中学まではなんとか才能だけで突き進んでこられた。しかし、島を出て全国の猛者が集まる高校に入ると、蓮見レベルの選手はそこら辺にごろごろ転がっていた。才能があるのは当たり前、その中からストイックに努力ができる人間だけが生き残れる世界で蓮見は負け続けた。蓮見は、努力ができなかったのだ。
島を出る前からこうなることは分かっていた。自分の能力はすぐに限界にぶつかる。なぜなら、蓮見はただ身体能力に恵まれたため速いだけで、陸上競技を心から好きだと思ったこともないし、向上心もなかったからだ。そんなモチベーションで全国トップレベルの戦いになど、はなから耐えられるはずはなかった。

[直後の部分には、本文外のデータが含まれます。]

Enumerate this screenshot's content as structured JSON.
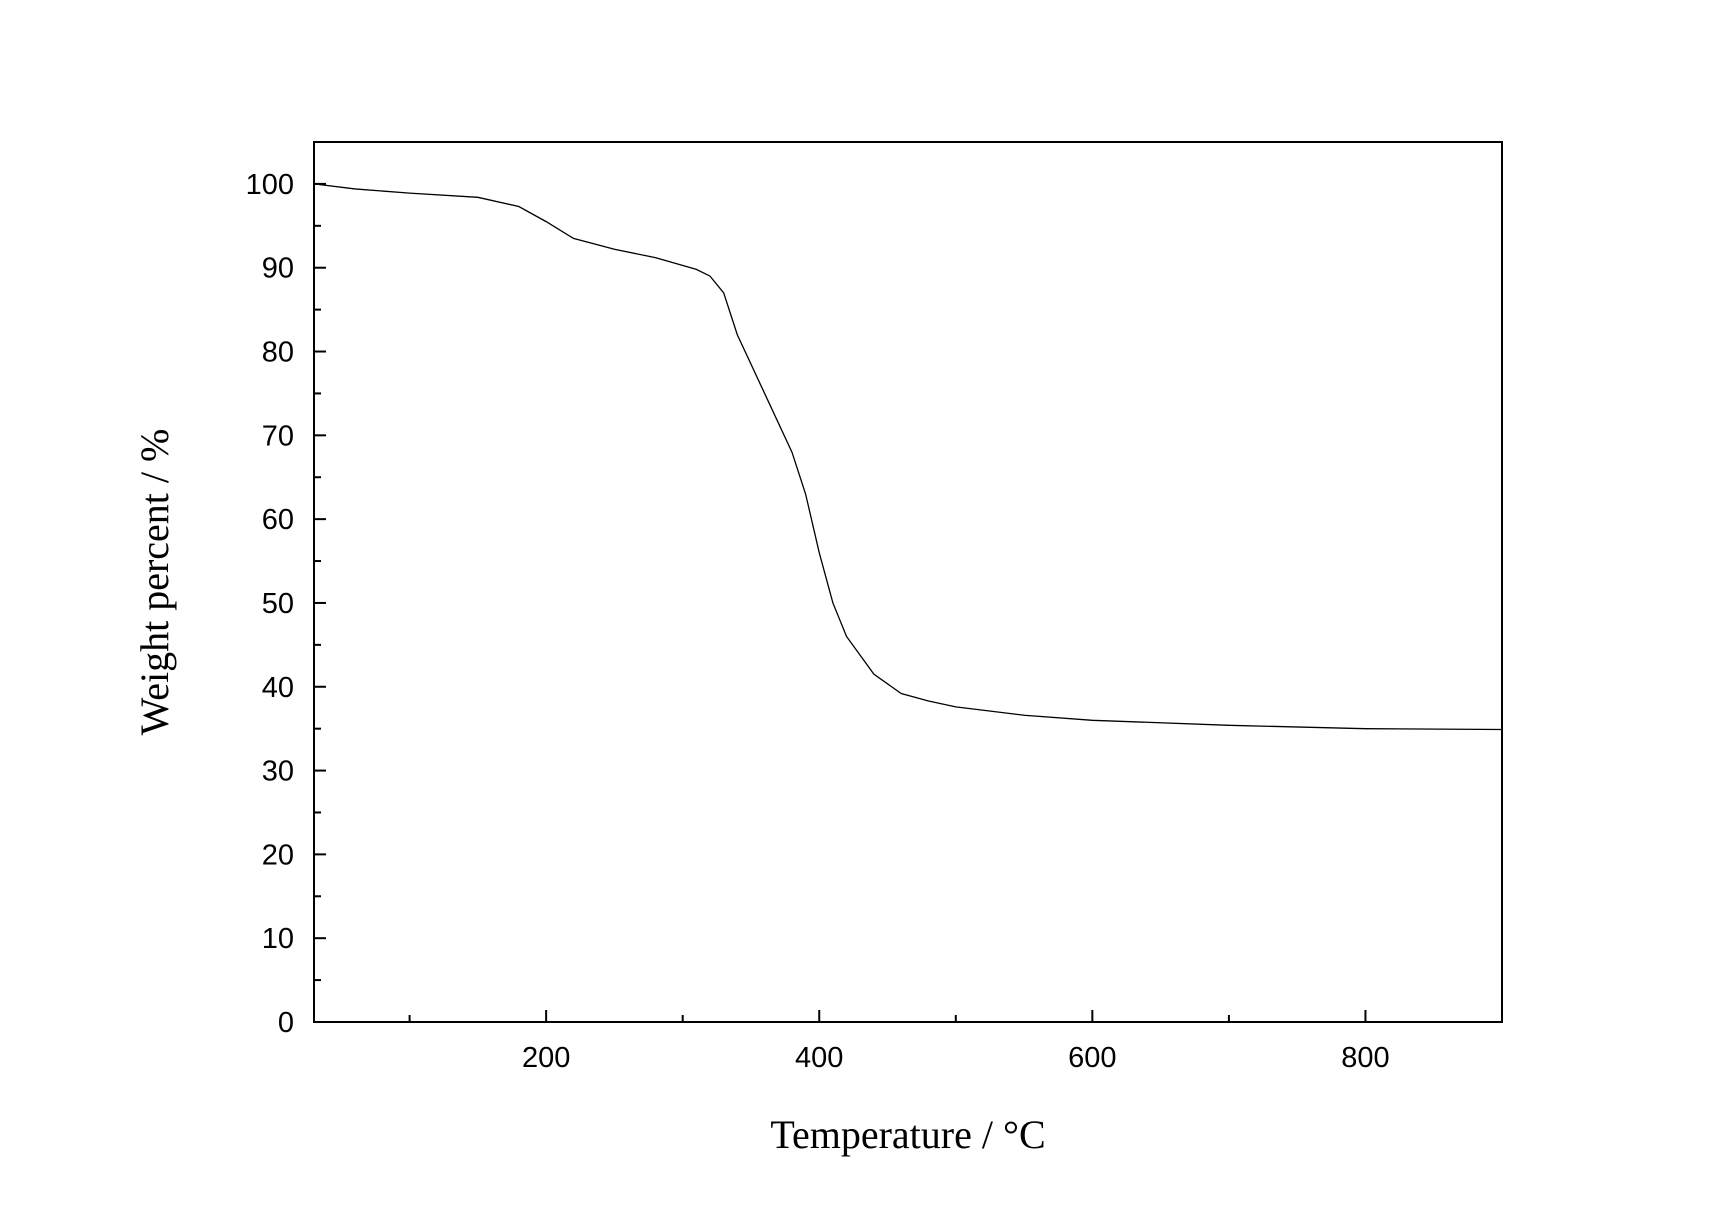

しかし自分の気持ちとは裏腹に、日に日に高まる島の人たちの期待が中学生だった蓮見に重くのしかかった。高校から推薦の話が来た時、両親も、先生も、島の人たちも、蓮見以外のみんなが眩しい未来を夢見た。蓮見はあの時、推薦を辞退するべきだったと今でも思っている。だが、そんなことは出来なかった。島のみんなを失望させる勇気がなかったのだ。
だから蓮見は、打診にやって来た高校のコーチにこう答えた。
「東京に行って、日本一を目指したいです。Wikipediaのこの島のページに島出身の有名人として初めて名前が載ることが、僕の夢です!」
島中がこの言葉に胸を打たれ歓喜したが、東京での生活は蓮見にとってはじめから時間稼ぎの茶番にすぎなかった。蓮見が島の「希望」でも「未来」でもないという事実が明るみになる日を1日でも遅らせるための……。
蓮見は東京で孤独だった。ただただ頑張るふりをしながら時間をやり過ごした。陸上の成績は少しずつ落ちていったが、なんとか中堅大学の陸上部に滑り込み、競技を続けていた。もう最近ではレースにいくら負けても何も感じなくなっていた。生きている感触は何もなかった。